Sa maîtrise de la végétation et de l’environnement est impressionnante. Nous sommes au cœur de trois climats et les saisons imposent leurs lois aux recettes. Le safran, notre perce-neige du printemps, est toxique dès l’automne. Les herbes s’utilisent selon les mois et les plats changent s’il vente ou s’il pleut. Émouvante aussi. J’aime la forêt de cèdres, c’est un arbre vénéré par les chamans qui ont raison de faire le lien entre les astres et la terre. Chaque recette est un vœu. C’est en regardant les arbres et les pierres que je sais comment je vais dresser mes assiettes. On ne le sait pas, mais on mange une force puissante. J’atteste, ses petits cèdres en salade sont un miracle. L’homme est assurément un businessman, le monde des étoiles gourmandes est rude, mais il ne fait que ce qui lui plaît et, avec sa montagne natale et sa Corse adolescente, le Luberon de son épanouissement est incontestablement une histoire d’amour entre l’homme et la nature. Au gré des crêtes, sur le flanc nord du Petit Luberon, au-dessus des champs de lavande et sous une incomparable lumière, le village perché de Bonnieux (ses maisons de terre cuite et ses résidences papales) fait face à celui de Lacoste (Sade puis Cardin qui déjeune tous les vendredis à Capelongue, son château et son labyrinthe grimpant de ruelles en calade) qui ne vit plus que par la grâce d’une prestigieuse école d’art américaine qui a restauré pour ses étudiants les maisons non rachetées par le célèbre couturier. Proches, Ménerbes, légitimement célébré par le best-seller de Peter Mayle, Une année en Provence, et évidemment, Roussillon, le cœur du plus grand gisement d’ocre au monde.

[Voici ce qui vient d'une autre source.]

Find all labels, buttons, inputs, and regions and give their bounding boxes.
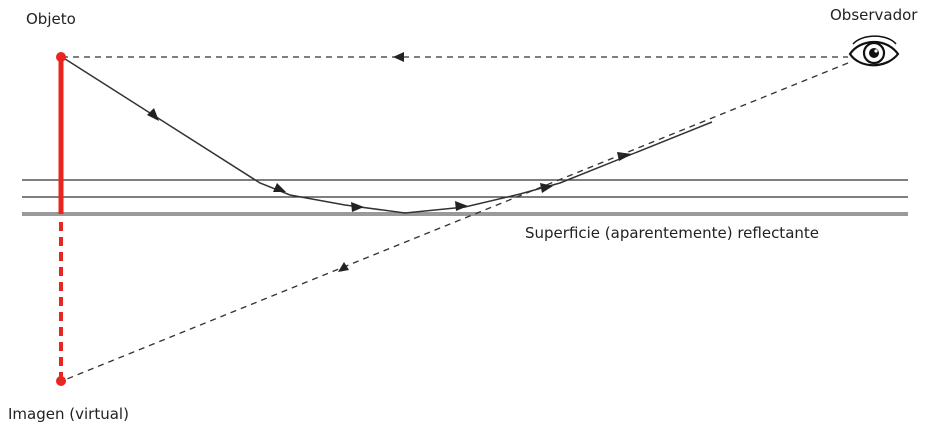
- ray-arrowhead-3: [351, 202, 364, 212]
- virtual-image-point: [56, 376, 66, 386]
- apparent-sight-arrowhead: [338, 262, 349, 272]
- ray-arrowhead-1: [147, 108, 159, 121]
- direct-sight-arrowhead: [393, 52, 404, 62]
- ray-arrowhead-2: [273, 183, 286, 192]
- eye-icon: [848, 35, 900, 67]
- surface-label: Superficie (aparentemente) reflectante: [525, 224, 820, 242]
- virtual-image-label: Imagen (virtual): [8, 405, 129, 423]
- ray-arrowhead-5: [540, 183, 553, 193]
- refracted-light-ray: [61, 56, 713, 214]
- ray-arrowhead-4: [455, 201, 468, 211]
- apparent-sight-dashed-line: [61, 62, 849, 382]
- object-top-point: [56, 52, 66, 62]
- object-label: Objeto: [26, 10, 76, 28]
- observer-label: Observador: [830, 6, 918, 24]
- ray-arrowhead-6: [617, 152, 632, 161]
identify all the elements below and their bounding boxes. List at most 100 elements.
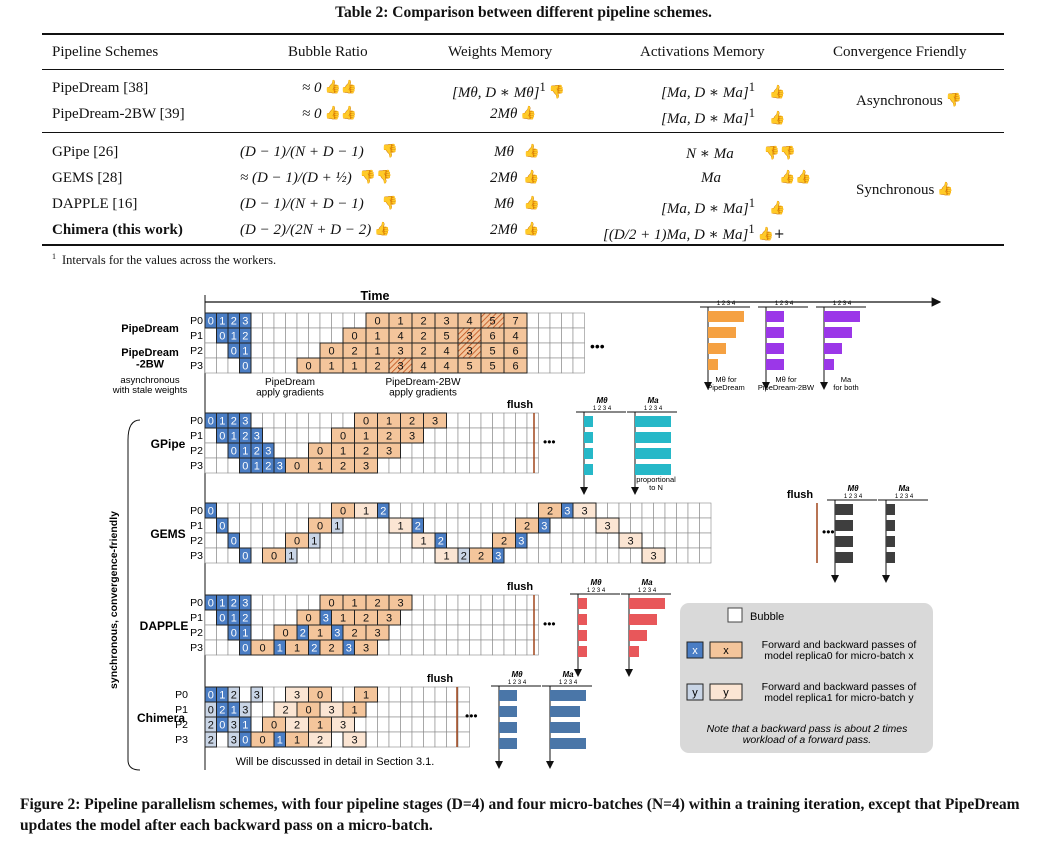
bubble-cell	[503, 427, 516, 444]
row-scheme-chimera: Chimera (this work)	[52, 222, 183, 238]
memory-bar	[629, 614, 657, 625]
bubble-cell	[515, 442, 528, 459]
micro-batch-label: 3	[443, 316, 449, 328]
micro-batch-label: 1	[340, 446, 346, 458]
bubble-cell	[446, 457, 459, 474]
micro-batch-label: 3	[242, 416, 248, 428]
legend-replica1-text: Forward and backward passes of	[762, 681, 917, 693]
ellipsis: •••	[822, 525, 835, 539]
bubble-cell	[480, 412, 493, 429]
table-mid-rule	[42, 132, 1004, 133]
micro-batch-label: 2	[351, 628, 357, 640]
thumbs-down-icon: 👎	[381, 144, 398, 159]
bubble-cell	[492, 442, 505, 459]
micro-batch-label: 0	[208, 506, 214, 518]
micro-batch-label: 3	[432, 416, 438, 428]
ellipsis: •••	[590, 338, 605, 354]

Leçon d’histoire et repas en immersion

Le trésor sédimentaire du Luberon, grande épopée industrielle du XIXe siècle, rassemble une série de carrières d’ocre sur un territoire surnommé le Colorado provençal. Sa traversée, entre les ravines étroites, les galeries souterraines de la mine de Broux que je parcours casquée et lampe torche à la main, les falaises rouge et jaune, et les célèbres formations rocheuses magiquement appelées cheminées des fées, ressemble à une petite expédition sur Mars, la planète rouge. Le retour sur terre, dans la coopérative culturelle Usine d’ocre Mathieu, constitue une superbe leçon d’histoire, de géologie et de couleur, expériences à l’appui. Le temps d’une promenade en calèche à travers les hameaux, les chemins pastoraux, le Sahara et le Désert blanc (ici on aime les images) avec Olivier, agriculteur, naturaliste et éleveur de chevaux appaloosa. Le temps de monter à la Tour du fada, érigée par un illuminé qui voulait voir la mer mais qui s’est arrêté 5 mètres trop bas. Le temps d’écouter Sophie, la voisine d’Édouard, raconter l’histoire de l’Enclos des bories, ces cabanes en pierres sèches disséminées sur le territoire du Luberon et qui renferment la mémoire de la vie des Celtes, des guerres de religion et des communautés agropastorales qui ont façonné le pays. Le temps de me débarrasser de la poussière d’ocre du Colorado et de la terre sèche des garrigues. Et me voilà à la table du chef pour un énième festival des saveurs. Chaque soir, quelques clients côtoient la cuisine pour un repas “en immersion” : on voit tout, on sent tout et, surtout, on entend tout. Édouard Loubet annonce chaque plat, vient boire un coup avec ses invités puis repart au combat. J’en ai marre, où sont les couleurs ?, Parlez-moi du feuilletage, Appelez-moi Anne !, Faudrait faire une julienne en bâtonnets de truffe – et toutes les 10 secondes, un oui chef ! tonitruant, discipliné et presque joyeux.